Sunday, December 12, 2010

Economics 12/12/10: Europe's crisis won't be solved by the ideas advanced to-date

The most revealing feature of the EU response to the current crisis is the nation states' and Brussels/Frankfurt total denial of the real problem. We are witnessing a debt crisis stemming from unsustainable levels of liabilities piled onto weak economies in order to finance various forms of social welfare state.

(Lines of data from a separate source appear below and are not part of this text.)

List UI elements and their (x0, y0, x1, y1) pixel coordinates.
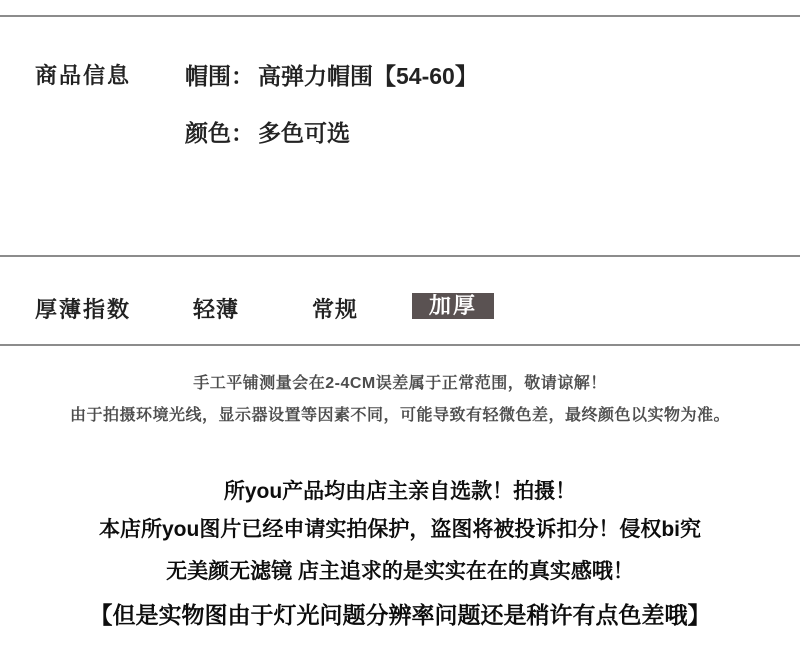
measurement-note-line: 手工平铺测量会在2-4CM误差属于正常范围，敬请谅解！ (0, 370, 800, 393)
shop-statement-line: 所you产品均由店主亲自选款！拍摄！ (0, 475, 800, 505)
color-label: 颜色： (185, 120, 254, 146)
thickness-option-thick-selected-badge: 加厚 (412, 293, 494, 319)
product-description-page: 商品信息 帽围：高弹力帽围【54-60】 颜色：多色可选 厚薄指数 轻薄 常规 … (0, 0, 800, 656)
thickness-option-thin: 轻薄 (193, 293, 239, 324)
lighting-disclaimer-line: 【但是实物图由于灯光问题分辨率问题还是稍许有点色差哦】 (0, 597, 800, 630)
color-difference-note-line: 由于拍摄环境光线，显示器设置等因素不同，可能导致有轻微色差，最终颜色以实物为准。 (0, 402, 800, 425)
color-row: 颜色：多色可选 (185, 115, 350, 148)
section-divider-middle (0, 255, 800, 257)
color-value: 多色可选 (258, 120, 350, 146)
hat-size-value: 高弹力帽围【54-60】 (258, 63, 478, 89)
anti-theft-statement-line: 本店所you图片已经申请实拍保护，盗图将被投诉扣分！侵权bi究 (0, 513, 800, 543)
thickness-option-regular: 常规 (312, 293, 358, 324)
section-divider-top (0, 15, 800, 17)
thickness-section-label: 厚薄指数 (35, 293, 131, 324)
section-divider-bottom (0, 344, 800, 346)
hat-size-row: 帽围：高弹力帽围【54-60】 (185, 58, 478, 91)
hat-size-label: 帽围： (185, 63, 254, 89)
product-info-section-label: 商品信息 (35, 59, 131, 90)
no-filter-statement-line: 无美颜无滤镜 店主追求的是实实在在的真实感哦！ (0, 555, 800, 585)
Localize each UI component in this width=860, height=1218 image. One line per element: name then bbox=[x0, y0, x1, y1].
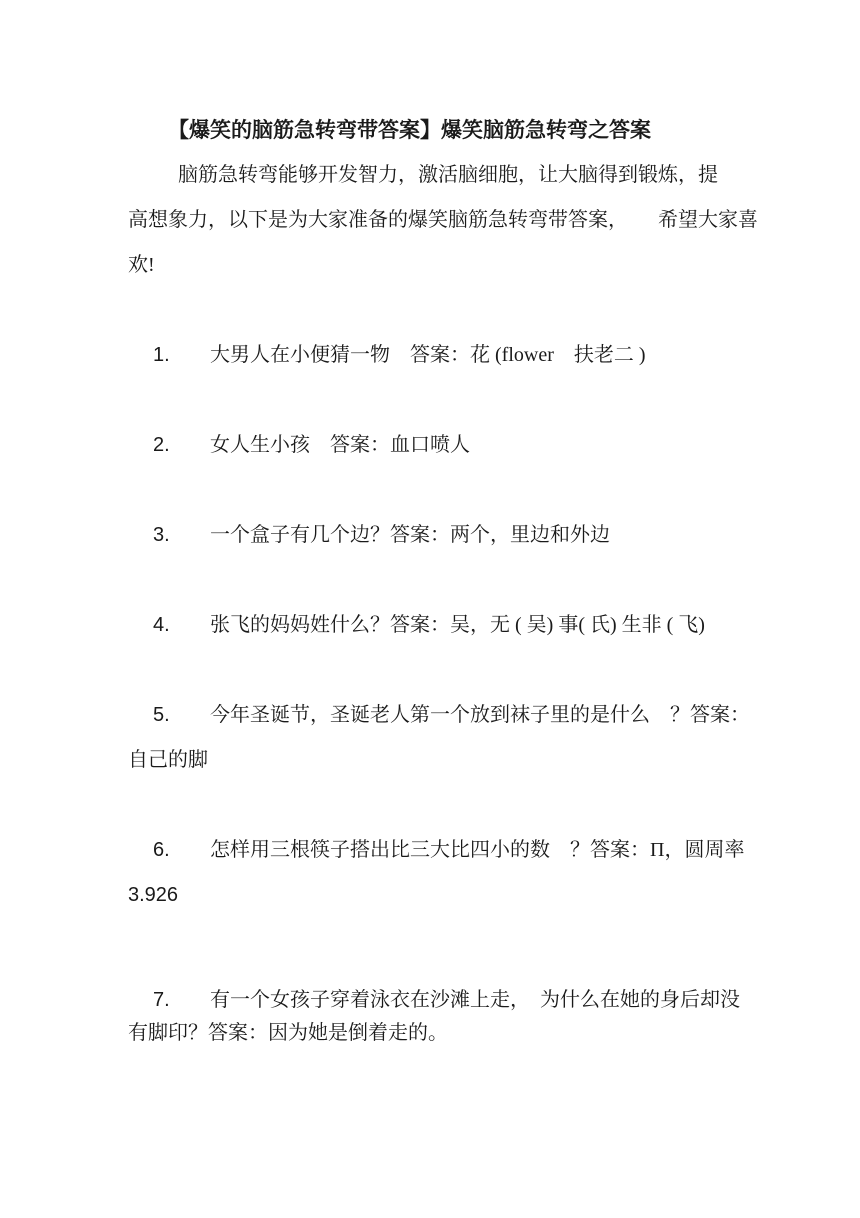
page-title: 【爆笑的脑筋急转弯带答案】爆笑脑筋急转弯之答案 bbox=[128, 108, 750, 153]
list-item: 1.大男人在小便猜一物 答案：花 (flower 扶老二 ) bbox=[128, 333, 750, 378]
riddle-list: 1.大男人在小便猜一物 答案：花 (flower 扶老二 )2.女人生小孩 答案… bbox=[128, 333, 750, 1050]
item-number: 6. bbox=[128, 828, 210, 873]
item-number: 1. bbox=[128, 333, 210, 378]
document-page: 【爆笑的脑筋急转弯带答案】爆笑脑筋急转弯之答案 脑筋急转弯能够开发智力，激活脑细… bbox=[0, 0, 860, 1218]
item-text: 女人生小孩 答案：血口喷人 bbox=[210, 434, 470, 456]
item-line: 7.有一个女孩子穿着泳衣在沙滩上走， 为什么在她的身后却没 bbox=[128, 984, 750, 1017]
list-item: 5.今年圣诞节，圣诞老人第一个放到袜子里的是什么 ？答案：自己的脚 bbox=[128, 693, 750, 783]
item-line: 1.大男人在小便猜一物 答案：花 (flower 扶老二 ) bbox=[128, 333, 750, 378]
item-line: 3.一个盒子有几个边？答案：两个，里边和外边 bbox=[128, 513, 750, 558]
item-line: 6.怎样用三根筷子搭出比三大比四小的数 ？答案：Π，圆周率 bbox=[128, 828, 750, 873]
intro-line: 高想象力，以下是为大家准备的爆笑脑筋急转弯带答案， 希望大家喜 bbox=[128, 198, 750, 243]
item-number: 4. bbox=[128, 603, 210, 648]
item-number: 7. bbox=[128, 984, 210, 1017]
item-text: 有一个女孩子穿着泳衣在沙滩上走， 为什么在她的身后却没 bbox=[210, 989, 740, 1011]
intro-line: 欢! bbox=[128, 243, 750, 288]
item-number: 2. bbox=[128, 423, 210, 468]
item-line: 2.女人生小孩 答案：血口喷人 bbox=[128, 423, 750, 468]
item-text: 怎样用三根筷子搭出比三大比四小的数 ？答案：Π，圆周率 bbox=[210, 839, 744, 861]
intro-line: 脑筋急转弯能够开发智力，激活脑细胞，让大脑得到锻炼，提 bbox=[128, 153, 750, 198]
item-continuation-line: 3.926 bbox=[128, 873, 750, 918]
list-item: 2.女人生小孩 答案：血口喷人 bbox=[128, 423, 750, 468]
item-number: 3. bbox=[128, 513, 210, 558]
item-text: 大男人在小便猜一物 答案：花 (flower 扶老二 ) bbox=[210, 344, 646, 366]
list-item: 3.一个盒子有几个边？答案：两个，里边和外边 bbox=[128, 513, 750, 558]
list-item: 7.有一个女孩子穿着泳衣在沙滩上走， 为什么在她的身后却没有脚印？答案：因为她是… bbox=[128, 984, 750, 1050]
item-number: 5. bbox=[128, 693, 210, 738]
document-content: 【爆笑的脑筋急转弯带答案】爆笑脑筋急转弯之答案 脑筋急转弯能够开发智力，激活脑细… bbox=[0, 0, 860, 1050]
item-text: 一个盒子有几个边？答案：两个，里边和外边 bbox=[210, 524, 610, 546]
item-text: 张飞的妈妈姓什么？答案：吴，无 ( 吴) 事( 氏) 生非 ( 飞) bbox=[210, 614, 705, 636]
item-continuation-line: 有脚印？答案：因为她是倒着走的。 bbox=[128, 1017, 750, 1050]
item-line: 4.张飞的妈妈姓什么？答案：吴，无 ( 吴) 事( 氏) 生非 ( 飞) bbox=[128, 603, 750, 648]
item-continuation-line: 自己的脚 bbox=[128, 738, 750, 783]
list-item: 6.怎样用三根筷子搭出比三大比四小的数 ？答案：Π，圆周率3.926 bbox=[128, 828, 750, 918]
item-line: 5.今年圣诞节，圣诞老人第一个放到袜子里的是什么 ？答案： bbox=[128, 693, 750, 738]
list-item: 4.张飞的妈妈姓什么？答案：吴，无 ( 吴) 事( 氏) 生非 ( 飞) bbox=[128, 603, 750, 648]
item-text: 今年圣诞节，圣诞老人第一个放到袜子里的是什么 ？答案： bbox=[210, 704, 750, 726]
intro-paragraph: 脑筋急转弯能够开发智力，激活脑细胞，让大脑得到锻炼，提高想象力，以下是为大家准备… bbox=[128, 153, 750, 288]
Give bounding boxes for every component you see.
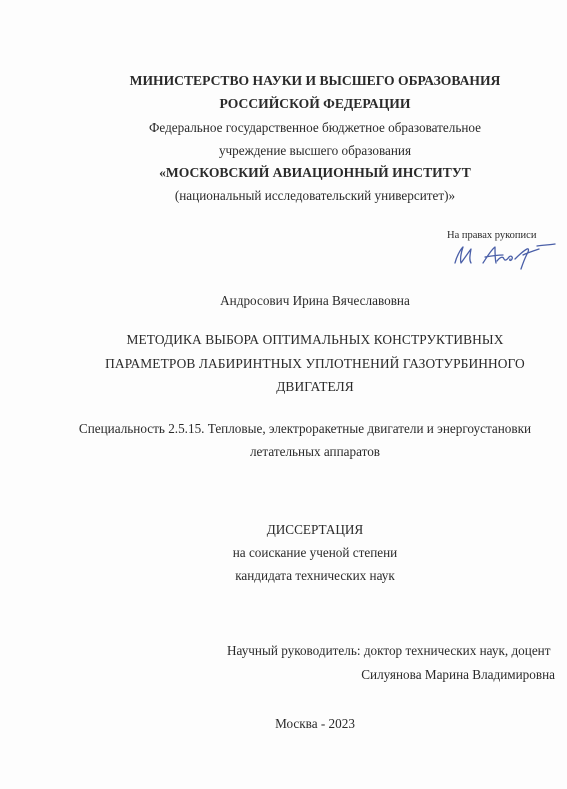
- institution-type-line-1: Федеральное государственное бюджетное об…: [0, 120, 567, 136]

This fact is clearly revealed in the 'solutions' being discussed by the EU leaders:
  • Tax and fiscal policies harmonization - Harmonizing PIIGS, German, French and other fiscal systems will not achieve more transparency or discipline than the already existent SGP criteria for deficits and debt allowances delivers on the paper. Nor will it provide for better enforcement of these rules. More importantly, it will not reduce the unsustainable levels of debt accumulated by the citizens and sovereigns of Europe. Instead, the divergence between fiscal objectives of the younger and/or less developed states and those with older population and capital and consumption bases will be amplified.
  • The idea that centralized bond issuing mechanism will solve the current crisis is basically equivalent to believing in self-healing properties of the disease that's killing you. Bond markets are shorting European sovereign debt not because it is issued by decentralized authorities, but because EU sovereigns have borrowed too much already and/or assumed too much of the private banking sector debt. To issue even more debt, underwritten by the very same sovereigns is like combating a hangover by drinking more whiskey in the morning. Common EU bond issuance will be repeating the fallacy of securitization that has resulted in the markets saturated with AAA-rated mortgages packages blending AAA and subprime loans.
  • Increasing EFSF funding will not solve the problem, for it assumes that EU states are facing a cash flow problem, not a structural debt overhang. As I said before in the Irish and Greek cases - issuing more debt to pay down old debt is simply not going to be a long-term solution to our difficulties.
  • Finally, the idea of national currencies or two-tier Euro is even more denialist in its nature than all of the above proposals combined. The argument against it is provided in my article in today's Sunday Independent here.
The core problem is that the EU and the national governments remain blind to the main issue at the center of the current crisis: European social welfare states have accumulated too much debt to sustain status quo. These debts were accumulated via various channels:
  • The sovereign channels operated in Italy, Portugal, Belgium and Greece;
  • The depressed consumption transferred private incomes into public in Germany, Austria, Hungary, Slovenia and the Nordics;
  • Banking debts socialization and obligations transfers from public spending to private liabilities has led to the debt explosion in Ireland
But across the entire Europe, either Governments or private sector or both simply live well beyond their means. The only resolution that can restore health to our economies rests with a two-step structural change:
  1. Restructuring debts to reduce debt burdens on the real economy, followed by
  2. Restructuring economies to make them leaner, fitter and capable of sustaining growth
Both require re-thinking of the European social welfare state system with a view of making it's core principles sustainable in the environment of economic growth we can deliver. Nothing else will do the job.

2 comments:

Mack said...

Because our public and private debts were incurred in the common currency of today, their 'weak euro' equivalent will simply have an added zero at the end of its nominal value.

Would this still be the case if the 'Strong' euro was the new currency, and the weaker group remained in today's euro?

Yendor said...

You write the truely inconvenient truth but you have a very small voice in the wind of popular and official media.

You are similar to those who warned about the inevitable Fannie Mae disaster here in the States as Acorn forced banks to make bad loans. They hoped repackaging them into derivatives would save them.